🤖 AI Summary
3D generative models face fundamental trade-offs between geometric fidelity, computational efficiency, and scalability due to the difficulty of modeling complex spatial structures and the high cost of volumetric representation. To address this, we propose VoxSet—a semi-structured voxel representation that explicitly encodes spatial topology under high compression, enabling position-aware generation and token-level test-time scaling. Our two-stage framework first generates sparse voxel anchors, then refines geometry to arbitrary resolution via a correction-flow Transformer. This unifies structured 3D modeling with efficient decoding, drastically reducing training overhead. Evaluated across multiple benchmarks, VoxSet achieves state-of-the-art performance in fidelity, diversity, and scalability metrics. It enables high-fidelity, large-scale, and flexible inference for 3D asset generation—supporting resolution-agnostic output and interactive editing without retraining.
📝 Abstract
We present LATTICE, a new framework for high-fidelity 3D asset generation that bridges the quality and scalability gap between 3D and 2D generative models. While 2D image synthesis benefits from fixed spatial grids and well-established transformer architectures, 3D generation remains fundamentally more challenging due to the need to predict both spatial structure and detailed geometric surfaces from scratch. These challenges are exacerbated by the computational complexity of existing 3D representations and the lack of structured and scalable 3D asset encoding schemes. To address this, we propose VoxSet, a semi-structured representation that compresses 3D assets into a compact set of latent vectors anchored to a coarse voxel grid, enabling efficient and position-aware generation.

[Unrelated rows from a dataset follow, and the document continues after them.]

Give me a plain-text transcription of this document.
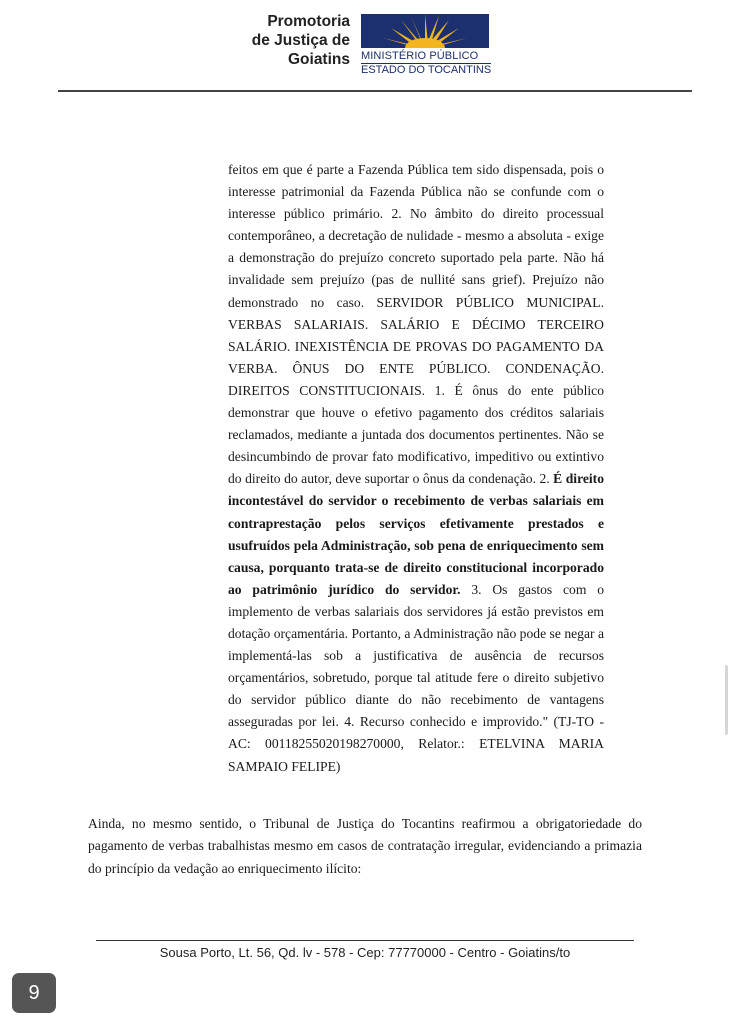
Promotoria
de Justiça de
Goiatins MINISTÉRIO PÚBLICO
ESTADO DO TOCANTINS

feitos em que é parte a Fazenda Pública tem sido dispensada, pois o interesse patrimonial da Fazenda Pública não se confunde com o interesse público primário. 2. No âmbito do direito processual contemporâneo, a decretação de nulidade - mesmo a absoluta - exige a demonstração do prejuízo concreto suportado pela parte. Não há invalidade sem prejuízo (pas de nullité sans grief). Prejuízo não demonstrado no caso. SERVIDOR PÚBLICO MUNICIPAL. VERBAS SALARIAIS. SALÁRIO E DÉCIMO TERCEIRO SALÁRIO. INEXISTÊNCIA DE PROVAS DO PAGAMENTO DA VERBA. ÔNUS DO ENTE PÚBLICO. CONDENAÇÃO. DIREITOS CONSTITUCIONAIS. 1. É ônus do ente público demonstrar que houve o efetivo pagamento dos créditos salariais reclamados, mediante a juntada dos documentos pertinentes. Não se desincumbindo de provar fato modificativo, impeditivo ou extintivo do direito do autor, deve suportar o ônus da condenação. 2. É direito incontestável do servidor o recebimento de verbas salariais em contraprestação pelos serviços efetivamente prestados e usufruídos pela Administração, sob pena de enriquecimento sem causa, porquanto trata-se de direito constitucional incorporado ao patrimônio jurídico do servidor. 3. Os gastos com o implemento de verbas salariais dos servidores já estão previstos em dotação orçamentária. Portanto, a Administração não pode se negar a implementá-las sob a justificativa de ausência de recursos orçamentários, sobretudo, porque tal atitude fere o direito subjetivo do servidor público diante do não recebimento de vantagens asseguradas por lei. 4. Recurso conhecido e improvido." (TJ-TO - AC: 00118255020198270000, Relator.: ETELVINA MARIA SAMPAIO FELIPE)

Ainda, no mesmo sentido, o Tribunal de Justiça do Tocantins reafirmou a obrigatoriedade do pagamento de verbas trabalhistas mesmo em casos de contratação irregular, evidenciando a primazia do princípio da vedação ao enriquecimento ilícito:

Sousa Porto, Lt. 56, Qd. lv - 578 - Cep: 77770000 - Centro - Goiatins/to
9
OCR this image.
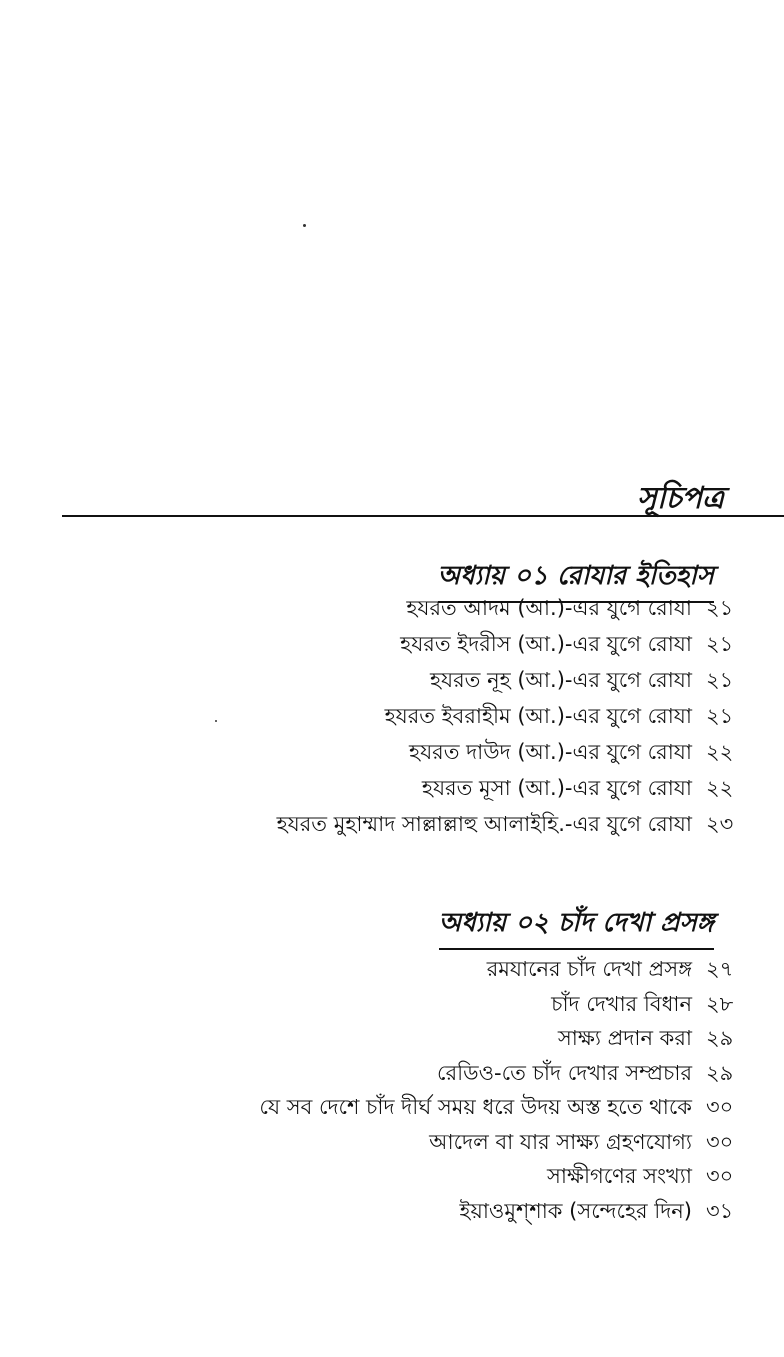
সূচিপত্র
অধ্যায় ০১ রোযার ইতিহাস
হযরত আদম (আ.)-এর যুগে রোযা ২১
হযরত ইদরীস (আ.)-এর যুগে রোযা ২১
হযরত নূহ (আ.)-এর যুগে রোযা ২১
হযরত ইবরাহীম (আ.)-এর যুগে রোযা ২১
হযরত দাউদ (আ.)-এর যুগে রোযা ২২
হযরত মূসা (আ.)-এর যুগে রোযা ২২
হযরত মুহাম্মাদ সাল্লাল্লাহু আলাইহি.-এর যুগে রোযা ২৩
অধ্যায় ০২ চাঁদ দেখা প্রসঙ্গ
রমযানের চাঁদ দেখা প্রসঙ্গ ২৭
চাঁদ দেখার বিধান ২৮
সাক্ষ্য প্রদান করা ২৯
রেডিও-তে চাঁদ দেখার সম্প্রচার ২৯
যে সব দেশে চাঁদ দীর্ঘ সময় ধরে উদয় অস্ত হতে থাকে ৩০
আদেল বা যার সাক্ষ্য গ্রহণযোগ্য ৩০
সাক্ষীগণের সংখ্যা ৩০
ইয়াওমুশ্‌শাক (সন্দেহের দিন) ৩১
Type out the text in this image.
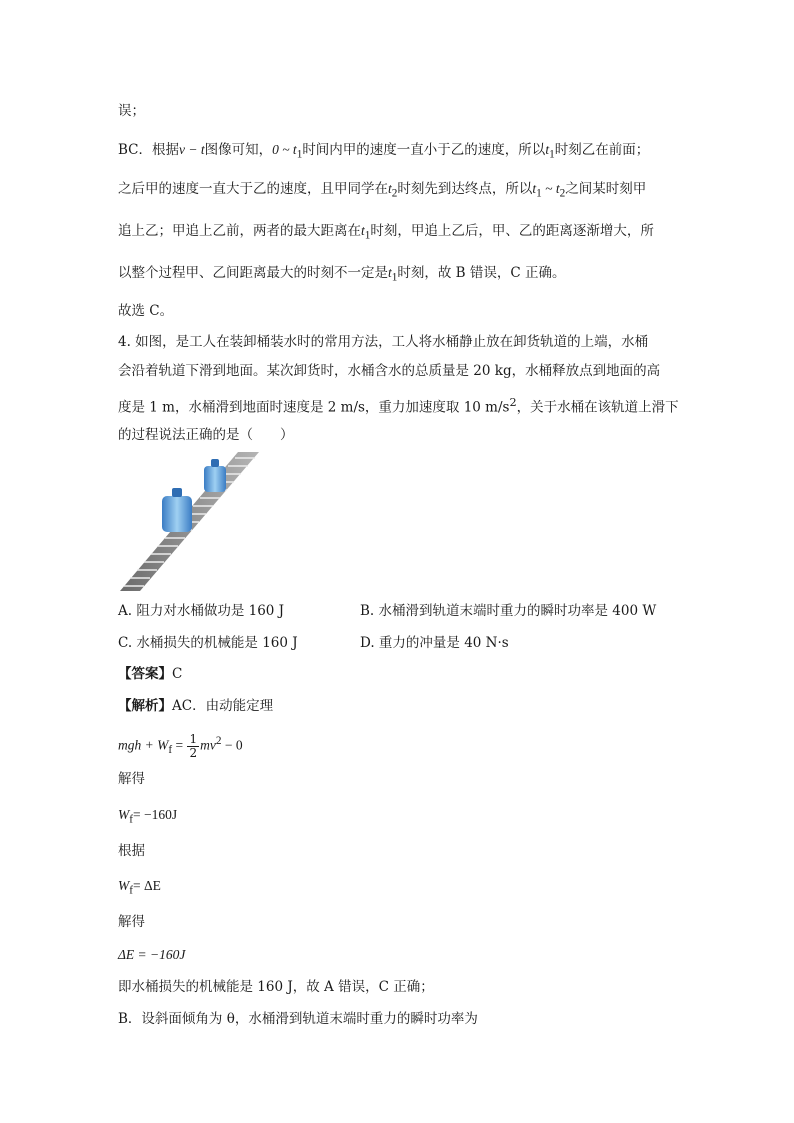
误；
BC．根据v − t图像可知，0 ~ $t_1$时间内甲的速度一直小于乙的速度，所以$t_1$时刻乙在前面；
之后甲的速度一直大于乙的速度，且甲同学在$t_2$时刻先到达终点，所以$t_1$ ~ $t_2$之间某时刻甲
追上乙；甲追上乙前，两者的最大距离在$t_1$时刻，甲追上乙后，甲、乙的距离逐渐增大，所
以整个过程甲、乙间距离最大的时刻不一定是$t_1$时刻，故 B 错误，C 正确。
故选 C。
4. 如图，是工人在装卸桶装水时的常用方法，工人将水桶静止放在卸货轨道的上端，水桶
会沿着轨道下滑到地面。某次卸货时，水桶含水的总质量是 20 kg，水桶释放点到地面的高
度是 1 m，水桶滑到地面时速度是 2 m/s，重力加速度取 10 $m/s^2$，关于水桶在该轨道上滑下
的过程说法正确的是（　　）
A. 阻力对水桶做功是 160 J	B. 水桶滑到轨道末端时重力的瞬时功率是 400 W
C. 水桶损失的机械能是 160 J	D. 重力的冲量是 40 N·s
【答案】C
【解析】AC．由动能定理
mgh + $W_f = \frac{1}{2} mv^2 - 0$
解得
$W_f= -160J$
根据
$W_f= \Delta E$
解得
ΔE = −160J
即水桶损失的机械能是 160 J，故 A 错误，C 正确；
B．设斜面倾角为 θ，水桶滑到轨道末端时重力的瞬时功率为
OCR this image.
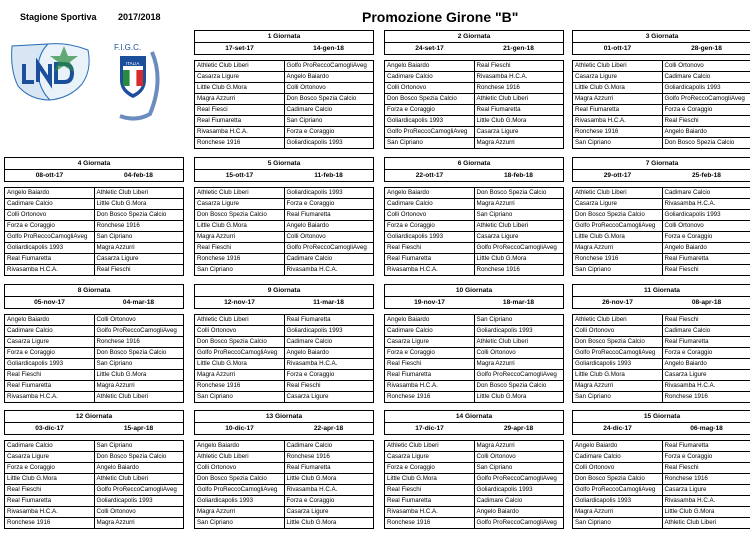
Stagione Sportiva 2017/2018	Promozione Girone "B"
F.I.G.C.
ITALIA
1 Giornata
17-set-17	14-gen-18
Athletic Club Liberi	Golfo ProReccoCamogliAveg
Casarza Ligure	Angelo Baiardo
Little Club G.Mora	Colli Ortonovo
Magra Azzurri	Don Bosco Spezia Calcio
Real Fiesci	Cadimare Calcio
Real Fiumaretta	San Cipriano
Rivasamba H.C.A.	Forza e Coraggio
Ronchese 1916	Goliardicapolis 1993
2 Giornata
24-set-17	21-gen-18
Angelo Baiardo	Real Fieschi
Cadimare Calcio	Rivasamba H.C.A.
Colli Ortonovo	Ronchese 1916
Don Bosco Spezia Calcio	Athletic Club Liberi
Forza e Coraggio	Real Fiumaretta
Goliardicapolis 1993	Little Club G.Mora
Golfo ProReccoCamogliAveg	Casarza Ligure
San Cipriano	Magra Azzurri
3 Giornata
01-ott-17	28-gen-18
Athletic Club Liberi	Colli Ortonovo
Casarza Ligure	Cadimare Calcio
Little Club G.Mora	Goliardicapolis 1993
Magra Azzurri	Golfo ProReccoCamogliAveg
Real Fiumaretta	Forza e Coraggio
Rivasamba H.C.A.	Real Fieschi
Ronchese 1916	Angelo Baiardo
San Cipriano	Don Bosco Spezia Calcio
4 Giornata
08-ott-17	04-feb-18
Angelo Baiardo	Athletic Club Liberi
Cadimare Calcio	Little Club G.Mora
Colli Ortonovo	Don Bosco Spezia Calcio
Forza e Coraggio	Ronchese 1916
Golfo ProReccoCamogliAveg	San Cipriano
Goliardicapolis 1993	Magra Azzurri
Real Fiumaretta	Casarza Ligure
Rivasamba H.C.A.	Real Fieschi
5 Giornata
15-ott-17	11-feb-18
Athletic Club Liberi	Goliardicapolis 1993
Casarza Ligure	Forza e Coraggio
Don Bosco Spezia Calcio	Real Fiumaretta
Little Club G.Mora	Angelo Baiardo
Magra Azzurri	Colli Ortonovo
Real Fieschi	Golfo ProReccoCamogliAveg
Ronchese 1916	Cadimare Calcio
San Cipriano	Rivasamba H.C.A.
6 Giornata
22-ott-17	18-feb-18
Angelo Baiardo	Don Bosco Spezia Calcio
Cadimare Calcio	Magra Azzurri
Colli Ortonovo	San Cipriano
Forza e Coraggio	Athletic Club Liberi
Goliardicapolis 1993	Casarza Ligure
Real Fieschi	Golfo ProReccoCamogliAveg
Real Fiumaretta	Little Club G.Mora
Rivasamba H.C.A.	Ronchese 1916
7 Giornata
29-ott-17	25-feb-18
Athletic Club Liberi	Cadimare Calcio
Casarza Ligure	Rivasamba H.C.A.
Don Bosco Spezia Calcio	Goliardicapolis 1993
Golfo ProReccoCamogliAveg	Colli Ortonovo
Little Club G.Mora	Forza e Coraggio
Magra Azzurri	Angelo Baiardo
Ronchese 1916	Real Fiumaretta
San Cipriano	Real Fieschi
8 Giornata
05-nov-17	04-mar-18
Angelo Baiardo	Colli Ortonovo
Cadimare Calcio	Golfo ProReccoCamogliAveg
Casarza Ligure	Ronchese 1916
Forza e Coraggio	Don Bosco Spezia Calcio
Goliardicapolis 1993	San Cipriano
Real Fieschi	Little Club G.Mora
Real Fiumaretta	Magra Azzurri
Rivasamba H.C.A.	Athletic Club Liberi
9 Giornata
12-nov-17	11-mar-18
Athletic Club Liberi	Real Fiumaretta
Colli Ortonovo	Goliardicapolis 1993
Don Bosco Spezia Calcio	Cadimare Calcio
Golfo ProReccoCamogliAveg	Angelo Baiardo
Little Club G.Mora	Rivasamba H.C.A.
Magra Azzurri	Forza e Coraggio
Ronchese 1916	Real Fieschi
San Cipriano	Casarza Ligure
10 Giornata
19-nov-17	18-mar-18
Angelo Baiardo	San Cipriano
Cadimare Calcio	Goliardicapolis 1993
Casarza Ligure	Athletic Club Liberi
Forza e Coraggio	Colli Ortonovo
Real Fieschi	Magra Azzurri
Real Fiumaretta	Golfo ProReccoCamogliAveg
Rivasamba H.C.A.	Don Bosco Spezia Calcio
Ronchese 1916	Little Club G.Mora
11 Giornata
26-nov-17	08-apr-18
Athletic Club Liberi	Real Fieschi
Colli Ortonovo	Cadimare Calcio
Don Bosco Spezia Calcio	Real Fiumaretta
Golfo ProReccoCamogliAveg	Forza e Coraggio
Goliardicapolis 1993	Angelo Baiardo
Little Club G.Mora	Casarza Ligure
Magra Azzurri	Rivasamba H.C.A.
San Cipriano	Ronchese 1916
12 Giornata
03-dic-17	15-apr-18
Cadimare Calcio	San Cipriano
Casarza Ligure	Don Bosco Spezia Calcio
Forza e Coraggio	Angelo Baiardo
Little Club G.Mora	Athletic Club Liberi
Real Fieschi	Golfo ProReccoCamogliAveg
Real Fiumaretta	Goliardicapolis 1993
Rivasamba H.C.A.	Colli Ortonovo
Ronchese 1916	Magra Azzurri
13 Giornata
10-dic-17	22-apr-18
Angelo Baiardo	Cadimare Calcio
Athletic Club Liberi	Ronchese 1916
Colli Ortonovo	Real Fiumaretta
Don Bosco Spezia Calcio	Little Club G.Mora
Golfo ProReccoCamogliAveg	Rivasamba H.C.A.
Goliardicapolis 1993	Forza e Coraggio
Magra Azzurri	Casarza Ligure
San Cipriano	Little Club G.Mora
14 Giornata
17-dic-17	29-apr-18
Athletic Club Liberi	Magra Azzurri
Casarza Ligure	Colli Ortonovo
Forza e Coraggio	San Cipriano
Little Club G.Mora	Golfo ProReccoCamogliAveg
Real Fieschi	Goliardicapolis 1993
Real Fiumaretta	Cadimare Calcio
Rivasamba H.C.A.	Angelo Baiardo
Ronchese 1916	Golfo ProReccoCamogliAveg
15 Giornata
24-dic-17	06-mag-18
Angelo Baiardo	Real Fiumaretta
Cadimare Calcio	Forza e Coraggio
Colli Ortonovo	Real Fieschi
Don Bosco Spezia Calcio	Ronchese 1916
Golfo ProReccoCamogliAveg	Casarza Ligure
Goliardicapolis 1993	Rivasamba H.C.A.
Magra Azzurri	Little Club G.Mora
San Cipriano	Athletic Club Liberi
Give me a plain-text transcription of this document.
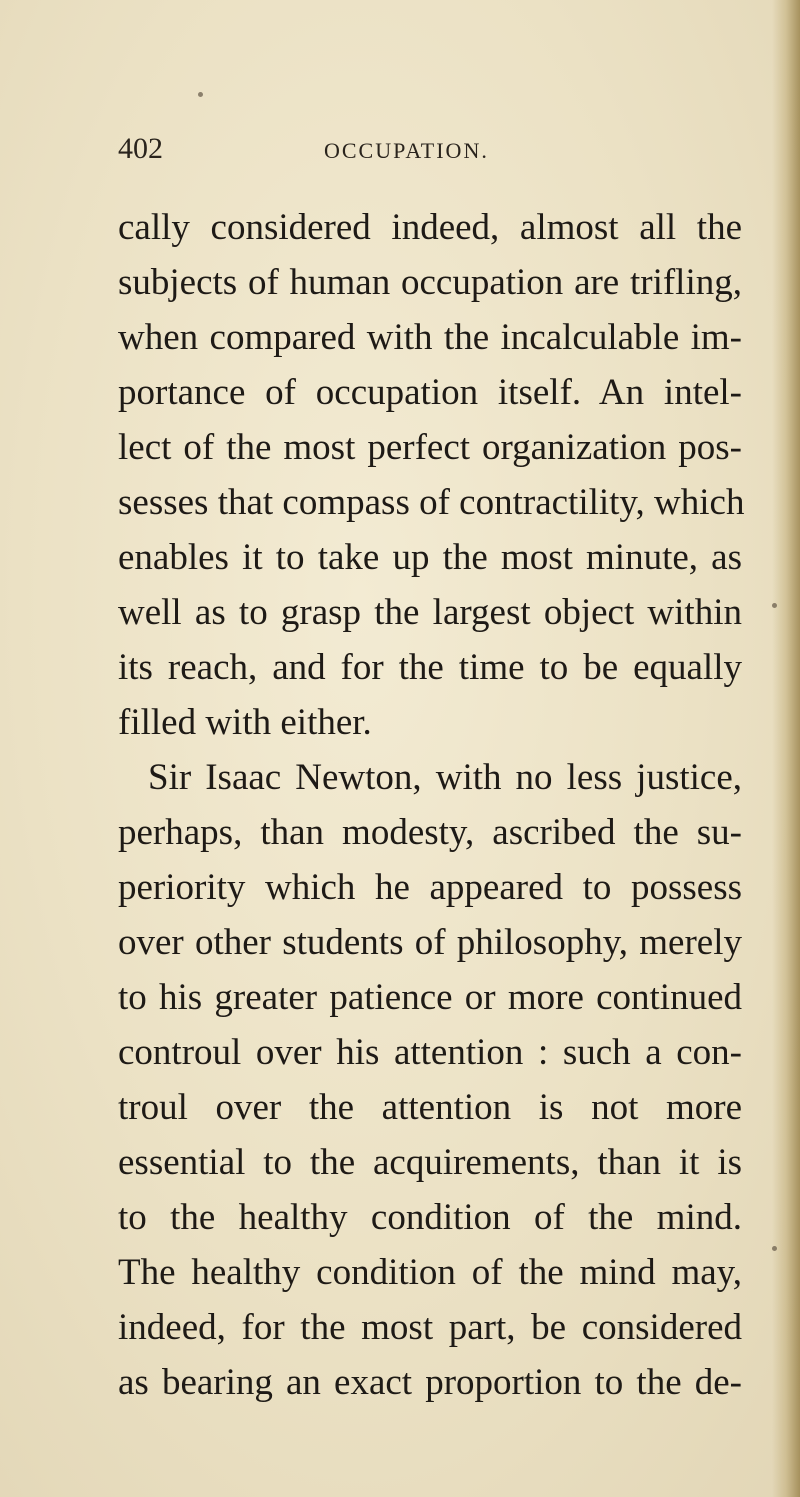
402	OCCUPATION.
cally considered indeed, almost all the
subjects of human occupation are trifling,
when compared with the incalculable im-
portance of occupation itself. An intel-
lect of the most perfect organization pos-
sesses that compass of contractility, which
enables it to take up the most minute, as
well as to grasp the largest object within
its reach, and for the time to be equally
filled with either.
Sir Isaac Newton, with no less justice,
perhaps, than modesty, ascribed the su-
periority which he appeared to possess
over other students of philosophy, merely
to his greater patience or more continued
controul over his attention : such a con-
troul over the attention is not more
essential to the acquirements, than it is
to the healthy condition of the mind.
The healthy condition of the mind may,
indeed, for the most part, be considered
as bearing an exact proportion to the de-
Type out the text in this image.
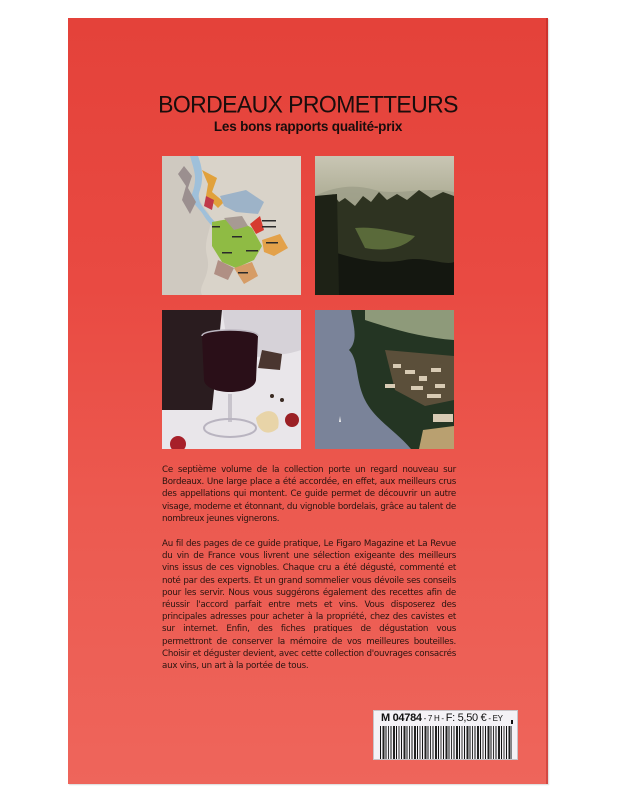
BORDEAUX PROMETTEURS
Les bons rapports qualité-prix

Ce septième volume de la collection porte un regard nouveau sur Bordeaux. Une large place a été accordée, en effet, aux meilleurs crus des appellations qui montent. Ce guide permet de découvrir un autre visage, moderne et étonnant, du vignoble bordelais, grâce au talent de nombreux jeunes vignerons.

Au fil des pages de ce guide pratique, Le Figaro Magazine et La Revue du vin de France vous livrent une sélection exigeante des meilleurs vins issus de ces vignobles. Chaque cru a été dégusté, commenté et noté par des experts. Et un grand sommelier vous dévoile ses conseils pour les servir. Nous vous suggérons également des recettes afin de réussir l'accord parfait entre mets et vins. Vous disposerez des principales adresses pour acheter à la propriété, chez des cavistes et sur internet. Enfin, des fiches pratiques de dégustation vous permettront de conserver la mémoire de vos meilleures bouteilles. Choisir et déguster devient, avec cette collection d'ouvrages consacrés aux vins, un art à la portée de tous.

M 04784 - 7 H - F: 5,50 € - EY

VoxSet retains the simplicity and compression advantages of prior VecSet methods while introducing explicit structure into the latent space, allowing positional embeddings to guide generation and enabling strong token-level test-time scaling. Built upon this representation, LATTICE adopts a two-stage pipeline: first generating a sparse voxelized geometry anchor, then producing detailed geometry using a rectified flow transformer. Our method is simple at its core, but supports arbitrary resolution decoding, low-cost training, and flexible inference schemes, achieving state-of-the-art performance on various aspects, and offering a significant step toward scalable, high-quality 3D asset creation.